What’s the problem with facial recognition technology?
Facial recognition technology has multiple flaws. One of its biggest – it’s not very good at recognising faces.
Jennifer Thompson was asleep at home in North Carolina on July 28, 1984, when a man broke into her house and raped her at knifepoint. While the brutal crime was occurring, she tried as much as possible to study her character’s mannerisms and facial features.
After she escaped her attacker, Thompson contacted the police, who helped to make a composite sketch of the wanted man.
The police then received a tip about a restaurant worker called Ronald Cotton, who had previous convictions for sexual assault, and breaking and entering.
A detective then called Jennifer into his office, lay six photos of suspects on the table, and asked her if any of them were the attacker. She pointed at the picture of Ronald Cotton and said he was guilty. She identified him again as her rapist in an identity parade. She was absolutely sure that Cotton was the man who brutalised her.
Cotton received a life sentence. But after ten and a half years in jail, he was released when DNA testing on some semen from the crime scene matched the DNA of convicted rapist Bobby Poole.
But the story does not end there. Cotton eventually forgave Thompson and the pair now work together on reforming the criminal justice system in America.
Do machines have better eyes than humans?
The case shows the difficulties caused by eyewitness testimony. It often persuades juries to give a guilty verdict. But our memories are subject to biases and distortions. We may see things we want to see or remember only fragments of what we saw.
As psychology professor, Stephen L. Chew writes: “Memory doesn’t record our experiences like a video camera. It creates stories based on those experiences.”
Facial recognition technology is supposed to improve on this human fallibility. And in some areas, it is showing promise. Recently, the startup FDNA created the DeepGestalt algorithm that can identify genetic disorders from facial images.
When Jarrod Ramos killed five employees of The Capital newspaper in Annapolis, Maryland last year, the authorities apprehended him. But Ramos’ lack of cooperation and ID and problems with fingerprint analysis prevented him from being identified.
When his image was put through the Maryland Image Repository System (MIRS) though, it was compared to photos of ten million people, including known offenders and all driver’s license photos in the state. Police then found a match.
But the police’s use of facial recognition technology is beset with major problems. One of them is that the technology often struggles to identify people from their faces.
A case of mistaken identity
In one experiment conducted by the MIT Media Lab’s Joy Buolamwini, facial recognition algorithms made by IBM, Microsoft and Face++ were tasked with recognising the faces of politicians from countries with a high proportion of female politicians.
The technology was more likely to identify male politicians from Norway than female politicians from South Africa. Why? Because the technology is much better at recognising white males than black females.
The findings showed that lighter-skinned males were incorrectly identified 1 per cent of the time, but darker-skinned females were wrongly matched on 35 per cent of occasions.
This is likely because tech workers have trained the facial recognition software (perhaps unwittingly) using a disproportionately higher number of white lighter-skinned male faces.
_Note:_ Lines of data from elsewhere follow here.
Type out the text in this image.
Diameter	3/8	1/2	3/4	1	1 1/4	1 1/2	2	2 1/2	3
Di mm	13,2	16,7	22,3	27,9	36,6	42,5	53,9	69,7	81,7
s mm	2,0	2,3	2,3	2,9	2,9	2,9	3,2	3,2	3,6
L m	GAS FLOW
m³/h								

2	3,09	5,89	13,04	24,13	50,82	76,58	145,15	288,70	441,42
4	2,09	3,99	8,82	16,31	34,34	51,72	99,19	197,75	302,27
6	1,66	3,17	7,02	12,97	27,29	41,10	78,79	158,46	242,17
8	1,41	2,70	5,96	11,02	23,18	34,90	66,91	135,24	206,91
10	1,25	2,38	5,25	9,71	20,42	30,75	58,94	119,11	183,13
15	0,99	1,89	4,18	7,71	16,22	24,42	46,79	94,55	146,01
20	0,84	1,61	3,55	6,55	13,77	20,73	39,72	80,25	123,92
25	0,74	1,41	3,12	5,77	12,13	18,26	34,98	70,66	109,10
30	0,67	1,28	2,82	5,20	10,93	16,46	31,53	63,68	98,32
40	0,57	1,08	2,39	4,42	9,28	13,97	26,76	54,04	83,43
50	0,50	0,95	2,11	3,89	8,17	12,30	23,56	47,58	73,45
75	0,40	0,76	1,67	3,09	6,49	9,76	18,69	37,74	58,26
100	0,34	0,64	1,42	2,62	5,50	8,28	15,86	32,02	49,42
But the technology has a greater problem than racial and gender bias; it’s just not very good at identifying faces.
Research from campaign group Big Brother Watch found that the Metropolitan Police’s use of automated facial recognition (AFR) incorrectly identified innocent people 98 per cent of the time. South Wales Police was better; their AFR matches were only wrong on 91 per cent of occasions.
The South Wales force is now the centre of a legal action brought by office worker Ed Bridges. The former councillor alleges that the force’s AFR captured an image of him without his consent and knowledge and that this infringed on his right to privacy.
Before the case began, a lawyer from the civil liberties group Liberty, which is representing Mr Bridges said:
“Facial recognition…is discriminatory and takes us another step towards being routinely monitored wherever we go, fundamentally altering our relationship with state powers and changing public spaces. It belongs to a police state and has no place on our streets.”
We need only look to China to see a forerunner of this dystopian worry. The Chinese state is building a national facial recognition system that it hopes will be able to identify its 1.3 billion citizens in seconds.
The technology is being used in Xinjiang province, home to the persecuted Uighur ethnic minority. The Chinese state has used facial recognition as one of many tools to control the Uighurs, who they think threaten the Communist Party’s rule.
Uighurs have been detained for displaying even minor signs of piety, such as growing a beard, refusing to serve alcohol in restaurants, and praying.
The discrimination of the Uighurs is a warning sign of what might happen as facial recognition systems become more advanced. If it is not well-regulated, our right to privacy and freedom from discrimination will be at stake.
These concerns are making people more sceptical of the technology. The Californian cities of San Francisco and Oakland and the Massachusetts city Somerville have instituted bans on facial recognition software by public agencies.
Our worries about the software should not prevent technologists from working to improve its accuracy. However, the ethics and laws governing facial recognition technology must be rigorously debated and regularly reviewed. Otherwise, the future may look a lot like 1984.